Her bir karayolu, çitler ve dikenli tellerle ve her deniz geçişi devriye gemileri tarafından sistematik olarak sığınmacılara kapatılıyor.
Türkiye Cumhurbaşkanı Recep Tayyip Erdoğan, Türkiye Avrupa’nın “mülteci ambarı” değil, dedi. Van Valisi Mehmet Emin Bilmez ise şunları söylüyordu: “Sınırlarımızın geçilmez olduğunu tüm dünyaya göstermek istiyoruz… En büyük umuduz, Afganistan’dan herhangi bir göç dalgası olmaması.”
Pazartesi günü Ankara, İran ile olan üç metre yüksekliğindeki mevcut sınır duvarına yıl sonuna kadar 64 km daha ekleyeceğini duyurdu. 2017’de yapımına başlanan duvar, İran’da haftalarca süren yolculuğu yürüyerek yapan herhangi bir sığınmacının Türkiye'ye girişini engelleyecek. Reuters, 560 km’lik sınırın geri kalanının “hendekler, tel ve aralıksız güvenlik devriyeleri” ile pekiştirileceğini bildirdi.
Britanya İçişleri Bakanı Priti Patel, Yunanistan’da uygulanan vahşi sistemi büyük ölçüde model alarak, gezegendeki en kısıtlayıcı göç karşıtı politikalardan birini uyguluyor. Britanya Savunma Bakanı Ben Wallace, Pazar günü bir gazete köşesinde, Johnson hükümetinin “Kaçmayı başaran sığınmacılar için Afganistan’a komşu ülkelerde bir dizi ‘işlem merkezi’” kuracağını yazdı. “Eğer Birleşik Krallık’a gelme hakkı elde edebilirlerse, uçakla Britanya’ya gönderilecekler.”

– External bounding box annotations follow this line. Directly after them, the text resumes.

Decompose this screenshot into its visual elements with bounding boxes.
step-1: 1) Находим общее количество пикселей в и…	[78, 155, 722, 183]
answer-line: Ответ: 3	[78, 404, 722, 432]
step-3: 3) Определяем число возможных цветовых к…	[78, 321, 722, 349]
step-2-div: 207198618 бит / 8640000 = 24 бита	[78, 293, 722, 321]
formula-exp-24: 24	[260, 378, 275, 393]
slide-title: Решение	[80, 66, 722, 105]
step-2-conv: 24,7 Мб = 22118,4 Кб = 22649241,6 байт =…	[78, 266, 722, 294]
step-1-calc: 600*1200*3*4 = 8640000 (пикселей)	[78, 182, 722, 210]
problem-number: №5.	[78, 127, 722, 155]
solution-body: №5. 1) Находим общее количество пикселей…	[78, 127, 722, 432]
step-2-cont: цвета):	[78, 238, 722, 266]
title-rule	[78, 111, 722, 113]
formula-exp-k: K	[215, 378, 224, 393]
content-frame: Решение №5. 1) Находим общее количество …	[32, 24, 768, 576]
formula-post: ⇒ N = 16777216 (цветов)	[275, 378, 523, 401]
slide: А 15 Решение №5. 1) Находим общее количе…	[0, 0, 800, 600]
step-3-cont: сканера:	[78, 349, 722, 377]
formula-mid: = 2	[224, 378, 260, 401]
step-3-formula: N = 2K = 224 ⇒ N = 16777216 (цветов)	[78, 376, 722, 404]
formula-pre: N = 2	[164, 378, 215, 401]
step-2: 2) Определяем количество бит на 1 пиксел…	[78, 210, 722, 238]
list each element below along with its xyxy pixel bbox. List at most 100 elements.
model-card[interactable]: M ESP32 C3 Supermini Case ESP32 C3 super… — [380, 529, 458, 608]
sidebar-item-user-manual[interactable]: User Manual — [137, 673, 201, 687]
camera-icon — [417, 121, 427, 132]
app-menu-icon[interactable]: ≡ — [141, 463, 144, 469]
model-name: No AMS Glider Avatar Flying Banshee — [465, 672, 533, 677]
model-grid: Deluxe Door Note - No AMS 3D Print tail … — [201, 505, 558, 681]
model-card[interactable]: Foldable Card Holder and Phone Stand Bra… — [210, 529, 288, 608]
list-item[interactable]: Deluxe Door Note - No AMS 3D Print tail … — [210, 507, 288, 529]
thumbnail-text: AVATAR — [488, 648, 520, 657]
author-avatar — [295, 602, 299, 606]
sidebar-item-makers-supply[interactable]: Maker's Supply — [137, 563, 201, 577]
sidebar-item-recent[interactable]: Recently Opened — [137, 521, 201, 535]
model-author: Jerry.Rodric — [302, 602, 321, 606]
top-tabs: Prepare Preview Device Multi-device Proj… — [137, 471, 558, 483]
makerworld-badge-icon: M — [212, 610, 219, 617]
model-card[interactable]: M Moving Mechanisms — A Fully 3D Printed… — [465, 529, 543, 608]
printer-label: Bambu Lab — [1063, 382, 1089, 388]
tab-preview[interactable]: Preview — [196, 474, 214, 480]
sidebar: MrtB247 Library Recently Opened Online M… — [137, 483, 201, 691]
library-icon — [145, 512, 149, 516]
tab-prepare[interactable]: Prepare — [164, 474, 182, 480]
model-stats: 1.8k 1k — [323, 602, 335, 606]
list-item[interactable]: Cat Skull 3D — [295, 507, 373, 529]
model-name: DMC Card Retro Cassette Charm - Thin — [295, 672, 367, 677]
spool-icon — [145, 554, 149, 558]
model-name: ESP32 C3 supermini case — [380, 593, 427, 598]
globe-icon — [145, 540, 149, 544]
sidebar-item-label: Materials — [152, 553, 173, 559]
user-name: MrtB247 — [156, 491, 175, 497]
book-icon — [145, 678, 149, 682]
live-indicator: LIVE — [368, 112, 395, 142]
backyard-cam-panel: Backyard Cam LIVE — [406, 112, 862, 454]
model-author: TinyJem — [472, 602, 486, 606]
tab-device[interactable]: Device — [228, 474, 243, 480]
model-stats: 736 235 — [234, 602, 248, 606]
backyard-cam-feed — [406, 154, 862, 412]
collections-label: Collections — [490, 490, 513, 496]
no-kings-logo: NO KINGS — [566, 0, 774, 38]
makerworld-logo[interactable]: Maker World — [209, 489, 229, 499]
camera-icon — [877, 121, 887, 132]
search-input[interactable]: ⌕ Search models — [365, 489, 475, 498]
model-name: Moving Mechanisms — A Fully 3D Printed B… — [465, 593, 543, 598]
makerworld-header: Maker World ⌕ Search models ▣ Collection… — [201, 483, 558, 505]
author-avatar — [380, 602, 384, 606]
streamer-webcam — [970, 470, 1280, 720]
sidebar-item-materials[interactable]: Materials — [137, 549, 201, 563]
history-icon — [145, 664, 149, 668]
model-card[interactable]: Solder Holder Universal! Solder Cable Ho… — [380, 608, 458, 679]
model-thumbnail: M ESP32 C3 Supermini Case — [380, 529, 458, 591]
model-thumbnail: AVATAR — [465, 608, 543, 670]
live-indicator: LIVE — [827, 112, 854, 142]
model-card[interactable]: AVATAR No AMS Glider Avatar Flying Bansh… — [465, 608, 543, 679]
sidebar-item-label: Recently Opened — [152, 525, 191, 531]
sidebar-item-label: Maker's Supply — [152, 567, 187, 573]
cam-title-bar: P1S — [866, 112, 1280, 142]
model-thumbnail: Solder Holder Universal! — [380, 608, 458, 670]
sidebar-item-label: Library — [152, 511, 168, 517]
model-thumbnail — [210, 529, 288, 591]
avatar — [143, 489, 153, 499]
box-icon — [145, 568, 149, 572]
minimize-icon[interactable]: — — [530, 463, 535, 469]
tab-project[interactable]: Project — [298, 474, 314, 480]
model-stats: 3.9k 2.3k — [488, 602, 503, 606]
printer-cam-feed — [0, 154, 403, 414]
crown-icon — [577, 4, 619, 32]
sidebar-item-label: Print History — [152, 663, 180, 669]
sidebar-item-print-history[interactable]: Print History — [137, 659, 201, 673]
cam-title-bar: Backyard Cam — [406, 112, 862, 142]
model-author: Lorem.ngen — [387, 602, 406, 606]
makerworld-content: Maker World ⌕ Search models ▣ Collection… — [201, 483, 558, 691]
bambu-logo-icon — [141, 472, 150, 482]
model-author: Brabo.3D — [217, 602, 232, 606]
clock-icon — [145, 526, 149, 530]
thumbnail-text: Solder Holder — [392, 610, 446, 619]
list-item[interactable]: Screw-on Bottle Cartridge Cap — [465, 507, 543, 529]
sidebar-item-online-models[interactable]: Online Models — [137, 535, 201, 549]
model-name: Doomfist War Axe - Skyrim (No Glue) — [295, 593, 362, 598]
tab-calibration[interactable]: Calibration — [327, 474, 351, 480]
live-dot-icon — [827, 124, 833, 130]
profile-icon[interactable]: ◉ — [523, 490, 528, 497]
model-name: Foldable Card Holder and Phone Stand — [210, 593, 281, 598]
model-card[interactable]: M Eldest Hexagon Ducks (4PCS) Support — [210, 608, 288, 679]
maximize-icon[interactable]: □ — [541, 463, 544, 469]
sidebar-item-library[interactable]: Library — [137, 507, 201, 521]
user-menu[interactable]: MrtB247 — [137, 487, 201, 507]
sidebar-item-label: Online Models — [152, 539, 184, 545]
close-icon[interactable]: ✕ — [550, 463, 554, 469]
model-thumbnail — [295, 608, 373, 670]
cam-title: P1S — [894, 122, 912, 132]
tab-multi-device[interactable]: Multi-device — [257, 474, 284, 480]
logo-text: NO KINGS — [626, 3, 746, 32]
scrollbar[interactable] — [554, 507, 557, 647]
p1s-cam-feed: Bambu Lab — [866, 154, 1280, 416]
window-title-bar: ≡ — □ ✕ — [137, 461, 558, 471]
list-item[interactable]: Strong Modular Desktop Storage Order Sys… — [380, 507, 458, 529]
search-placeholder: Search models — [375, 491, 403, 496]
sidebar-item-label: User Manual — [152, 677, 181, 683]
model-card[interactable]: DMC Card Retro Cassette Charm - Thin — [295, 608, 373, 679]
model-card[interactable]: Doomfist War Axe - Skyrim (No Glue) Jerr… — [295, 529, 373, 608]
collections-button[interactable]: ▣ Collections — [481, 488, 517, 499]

Pazar günü Türkiye, kendi topraklarında bu tür bir merkeze izin vereceği iddialarını yalanladı. Türkiye Dışişleri Bakanlığı konuyla ilgili yaptığı açıklamada şunları belirtti: “Bugüne kadar hiçbir ülkeden tarafımıza iletilmiş bu yönde resmi bir talep bulunmamaktadır. Bu yönde bir talep iletilse dahi, bunu kabul etmemiz mümkün değildir.”